Despite all the speculation about the market’s “V-bound” pricing in a “V-shaped” economic recovery, mobility data and various surveys suggest a more protracted and uneven recuperation. This is particularly the case where South Africa remains under some form of lockdown, with the President recently announcing a new ban on alcohol sales, the closure of accommodation services for leisure purposes, as well as a nightly curfew. Lockdowns have forced reduced demand and hit household incomes and balance sheets, but behavioral change for fear of infection will also be a factor.
The various surveys run by the increasingly resource-constrained Stats SA pointed a dismal picture of household income and employment. The Old Mutual Savings and Investment Monitor (for more detail see here) showed that low-income workers bore the brunt of the lockdown restrictions, but based on the FNB/BER Consumer Confidence Index all income groups were at near record pessimism in 2Q20. Government policy has forced people to draw down their savings and cut back on consumption – more so for discretionary goods than for basic needs. Interestingly, DSTV is still a more defensive item, similar to the surveys done during the Global Financial Crisis of 2008-2009. The 2020 Coronavirus Rapid Mobile Survey (see here for the detail) shows just how dire the situation is.

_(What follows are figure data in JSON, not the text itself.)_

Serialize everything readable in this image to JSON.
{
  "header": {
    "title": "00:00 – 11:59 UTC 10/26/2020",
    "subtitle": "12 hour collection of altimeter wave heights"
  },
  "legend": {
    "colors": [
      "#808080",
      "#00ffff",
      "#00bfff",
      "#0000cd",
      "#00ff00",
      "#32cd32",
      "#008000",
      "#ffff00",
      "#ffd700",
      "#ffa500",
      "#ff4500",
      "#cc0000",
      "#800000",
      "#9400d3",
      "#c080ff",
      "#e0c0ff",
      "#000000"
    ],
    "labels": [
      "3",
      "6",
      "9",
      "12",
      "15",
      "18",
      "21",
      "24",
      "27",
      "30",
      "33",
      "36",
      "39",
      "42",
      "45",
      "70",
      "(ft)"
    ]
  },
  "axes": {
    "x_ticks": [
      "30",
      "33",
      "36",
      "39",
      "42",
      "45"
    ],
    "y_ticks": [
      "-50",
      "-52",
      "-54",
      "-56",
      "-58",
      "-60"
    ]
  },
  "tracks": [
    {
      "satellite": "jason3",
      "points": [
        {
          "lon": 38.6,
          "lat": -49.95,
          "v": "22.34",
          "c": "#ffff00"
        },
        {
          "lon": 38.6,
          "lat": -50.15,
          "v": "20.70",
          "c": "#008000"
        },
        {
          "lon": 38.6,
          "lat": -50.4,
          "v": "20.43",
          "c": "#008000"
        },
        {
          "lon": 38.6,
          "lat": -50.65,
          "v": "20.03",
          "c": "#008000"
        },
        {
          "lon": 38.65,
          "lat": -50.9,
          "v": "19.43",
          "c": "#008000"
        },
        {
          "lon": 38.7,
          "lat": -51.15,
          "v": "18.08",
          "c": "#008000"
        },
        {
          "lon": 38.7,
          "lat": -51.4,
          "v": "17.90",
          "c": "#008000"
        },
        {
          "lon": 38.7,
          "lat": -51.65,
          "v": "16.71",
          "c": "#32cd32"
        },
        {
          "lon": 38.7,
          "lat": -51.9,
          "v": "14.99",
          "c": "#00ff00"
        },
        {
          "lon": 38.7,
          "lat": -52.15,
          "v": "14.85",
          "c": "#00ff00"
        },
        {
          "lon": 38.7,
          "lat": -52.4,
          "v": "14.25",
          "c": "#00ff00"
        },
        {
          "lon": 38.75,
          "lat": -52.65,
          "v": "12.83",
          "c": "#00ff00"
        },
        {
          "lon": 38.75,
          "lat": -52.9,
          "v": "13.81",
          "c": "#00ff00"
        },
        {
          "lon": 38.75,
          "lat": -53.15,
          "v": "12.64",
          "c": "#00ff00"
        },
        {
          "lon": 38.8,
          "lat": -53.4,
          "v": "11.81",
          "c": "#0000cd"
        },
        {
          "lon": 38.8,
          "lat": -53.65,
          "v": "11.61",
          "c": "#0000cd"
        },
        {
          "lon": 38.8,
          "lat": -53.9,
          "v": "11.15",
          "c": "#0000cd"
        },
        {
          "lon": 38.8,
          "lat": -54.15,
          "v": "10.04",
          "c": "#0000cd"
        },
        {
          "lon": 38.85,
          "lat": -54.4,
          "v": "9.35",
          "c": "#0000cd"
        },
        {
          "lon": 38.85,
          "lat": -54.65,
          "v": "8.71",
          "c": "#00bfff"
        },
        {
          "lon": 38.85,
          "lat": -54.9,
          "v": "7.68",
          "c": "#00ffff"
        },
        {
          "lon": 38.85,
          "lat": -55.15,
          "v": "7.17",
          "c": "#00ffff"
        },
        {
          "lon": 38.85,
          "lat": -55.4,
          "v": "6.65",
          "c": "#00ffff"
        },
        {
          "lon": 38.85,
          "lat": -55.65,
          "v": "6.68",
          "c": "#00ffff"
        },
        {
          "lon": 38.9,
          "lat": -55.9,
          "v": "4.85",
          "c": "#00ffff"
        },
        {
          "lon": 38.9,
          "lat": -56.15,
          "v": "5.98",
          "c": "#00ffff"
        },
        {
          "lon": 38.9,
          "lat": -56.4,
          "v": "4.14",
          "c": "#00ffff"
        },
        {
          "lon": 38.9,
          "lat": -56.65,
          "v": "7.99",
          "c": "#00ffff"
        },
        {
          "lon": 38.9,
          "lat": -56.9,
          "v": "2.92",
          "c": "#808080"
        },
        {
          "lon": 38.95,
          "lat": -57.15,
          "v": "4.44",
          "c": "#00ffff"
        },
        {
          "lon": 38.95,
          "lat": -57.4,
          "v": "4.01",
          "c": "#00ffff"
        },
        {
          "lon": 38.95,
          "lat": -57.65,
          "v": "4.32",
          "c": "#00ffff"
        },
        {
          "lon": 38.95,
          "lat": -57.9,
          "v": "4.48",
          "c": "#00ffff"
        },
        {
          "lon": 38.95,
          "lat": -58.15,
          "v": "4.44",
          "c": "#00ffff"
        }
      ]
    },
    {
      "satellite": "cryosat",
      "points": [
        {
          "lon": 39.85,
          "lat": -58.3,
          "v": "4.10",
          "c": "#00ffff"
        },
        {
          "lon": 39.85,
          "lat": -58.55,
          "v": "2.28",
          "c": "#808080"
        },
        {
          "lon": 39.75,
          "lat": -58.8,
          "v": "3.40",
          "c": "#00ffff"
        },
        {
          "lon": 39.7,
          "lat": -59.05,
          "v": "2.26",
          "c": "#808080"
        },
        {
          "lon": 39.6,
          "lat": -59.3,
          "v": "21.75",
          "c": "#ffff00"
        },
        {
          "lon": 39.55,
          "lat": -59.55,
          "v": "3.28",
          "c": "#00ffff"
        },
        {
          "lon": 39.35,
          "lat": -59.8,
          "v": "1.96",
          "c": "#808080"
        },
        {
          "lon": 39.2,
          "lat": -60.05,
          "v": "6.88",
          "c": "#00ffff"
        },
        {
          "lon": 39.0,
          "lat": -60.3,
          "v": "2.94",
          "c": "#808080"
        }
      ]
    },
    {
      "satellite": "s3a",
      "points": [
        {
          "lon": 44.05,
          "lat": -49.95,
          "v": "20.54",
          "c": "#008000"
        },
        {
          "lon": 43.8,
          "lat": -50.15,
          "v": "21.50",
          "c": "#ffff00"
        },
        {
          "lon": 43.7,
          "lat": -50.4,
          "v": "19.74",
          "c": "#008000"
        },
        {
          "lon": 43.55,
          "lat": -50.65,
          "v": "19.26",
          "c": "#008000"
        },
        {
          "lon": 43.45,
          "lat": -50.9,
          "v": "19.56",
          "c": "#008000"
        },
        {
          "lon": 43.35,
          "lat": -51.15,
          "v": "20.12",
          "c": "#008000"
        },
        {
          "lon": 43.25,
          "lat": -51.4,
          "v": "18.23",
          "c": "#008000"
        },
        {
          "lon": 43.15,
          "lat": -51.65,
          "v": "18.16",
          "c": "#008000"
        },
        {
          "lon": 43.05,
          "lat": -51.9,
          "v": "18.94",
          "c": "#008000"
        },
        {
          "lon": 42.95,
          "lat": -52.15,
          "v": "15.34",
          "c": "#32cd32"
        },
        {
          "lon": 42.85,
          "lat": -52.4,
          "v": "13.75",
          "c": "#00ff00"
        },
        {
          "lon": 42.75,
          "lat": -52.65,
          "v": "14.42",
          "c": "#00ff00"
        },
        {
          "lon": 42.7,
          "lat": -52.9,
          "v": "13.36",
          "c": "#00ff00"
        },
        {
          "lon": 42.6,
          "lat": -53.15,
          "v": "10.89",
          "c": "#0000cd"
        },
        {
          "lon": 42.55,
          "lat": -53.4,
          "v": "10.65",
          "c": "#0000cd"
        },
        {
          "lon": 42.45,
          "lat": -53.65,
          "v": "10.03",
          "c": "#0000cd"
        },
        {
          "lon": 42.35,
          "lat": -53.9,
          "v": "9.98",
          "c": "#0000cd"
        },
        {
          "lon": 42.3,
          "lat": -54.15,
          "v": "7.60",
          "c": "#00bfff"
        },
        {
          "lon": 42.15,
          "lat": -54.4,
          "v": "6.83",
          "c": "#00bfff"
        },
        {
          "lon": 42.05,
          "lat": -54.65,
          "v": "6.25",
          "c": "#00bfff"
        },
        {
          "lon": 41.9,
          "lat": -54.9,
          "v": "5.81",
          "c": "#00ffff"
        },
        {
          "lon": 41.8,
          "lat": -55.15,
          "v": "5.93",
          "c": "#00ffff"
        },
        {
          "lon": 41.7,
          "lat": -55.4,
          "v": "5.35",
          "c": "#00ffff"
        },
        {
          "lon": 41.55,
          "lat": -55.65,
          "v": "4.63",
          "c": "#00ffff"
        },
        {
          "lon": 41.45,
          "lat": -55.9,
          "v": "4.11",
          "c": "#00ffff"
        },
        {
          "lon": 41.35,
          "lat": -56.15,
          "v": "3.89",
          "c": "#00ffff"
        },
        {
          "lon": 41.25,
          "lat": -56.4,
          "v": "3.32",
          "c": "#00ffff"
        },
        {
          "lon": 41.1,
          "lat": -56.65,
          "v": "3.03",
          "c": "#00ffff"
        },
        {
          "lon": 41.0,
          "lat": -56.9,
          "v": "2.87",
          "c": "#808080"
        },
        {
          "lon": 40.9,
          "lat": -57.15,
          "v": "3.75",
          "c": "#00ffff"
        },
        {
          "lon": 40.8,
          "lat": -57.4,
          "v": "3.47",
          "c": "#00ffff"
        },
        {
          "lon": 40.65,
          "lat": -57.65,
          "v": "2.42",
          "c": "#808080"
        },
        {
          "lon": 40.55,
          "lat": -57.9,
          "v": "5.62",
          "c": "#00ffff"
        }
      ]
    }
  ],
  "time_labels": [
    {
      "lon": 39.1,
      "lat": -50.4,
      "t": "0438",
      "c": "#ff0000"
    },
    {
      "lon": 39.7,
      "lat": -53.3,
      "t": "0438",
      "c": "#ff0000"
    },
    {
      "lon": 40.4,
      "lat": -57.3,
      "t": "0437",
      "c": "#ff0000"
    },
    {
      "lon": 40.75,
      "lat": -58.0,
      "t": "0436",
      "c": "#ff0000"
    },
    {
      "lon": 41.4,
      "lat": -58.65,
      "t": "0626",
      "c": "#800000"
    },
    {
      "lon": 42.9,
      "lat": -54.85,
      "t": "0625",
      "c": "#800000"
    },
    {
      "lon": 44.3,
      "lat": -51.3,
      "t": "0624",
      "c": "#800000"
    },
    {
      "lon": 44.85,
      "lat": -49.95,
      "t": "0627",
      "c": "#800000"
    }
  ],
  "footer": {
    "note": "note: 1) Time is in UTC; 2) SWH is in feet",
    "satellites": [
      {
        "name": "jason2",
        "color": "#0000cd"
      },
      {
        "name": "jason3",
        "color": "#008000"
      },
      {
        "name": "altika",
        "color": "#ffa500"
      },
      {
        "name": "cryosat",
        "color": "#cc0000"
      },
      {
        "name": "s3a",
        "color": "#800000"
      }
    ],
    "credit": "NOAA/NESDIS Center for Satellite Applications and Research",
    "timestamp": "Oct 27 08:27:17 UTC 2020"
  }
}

Retrenchments and furloughs have hit low-income workers particularly hard, while hunger has become more pervasive. The debate about the renewed closure of schools goes beyond whether children will fall behind, it is about kids being fed by the National School Nutrition Programme, and that schools are often a place of safety.
So far, ample global liquidity and an accommodative SARB have supported markets, but fundamentals suggest a bumpier ride at a time when cash is no longer the obvious king. On this basis, a balanced yet nimble approach is required to navigate the pandemic sea.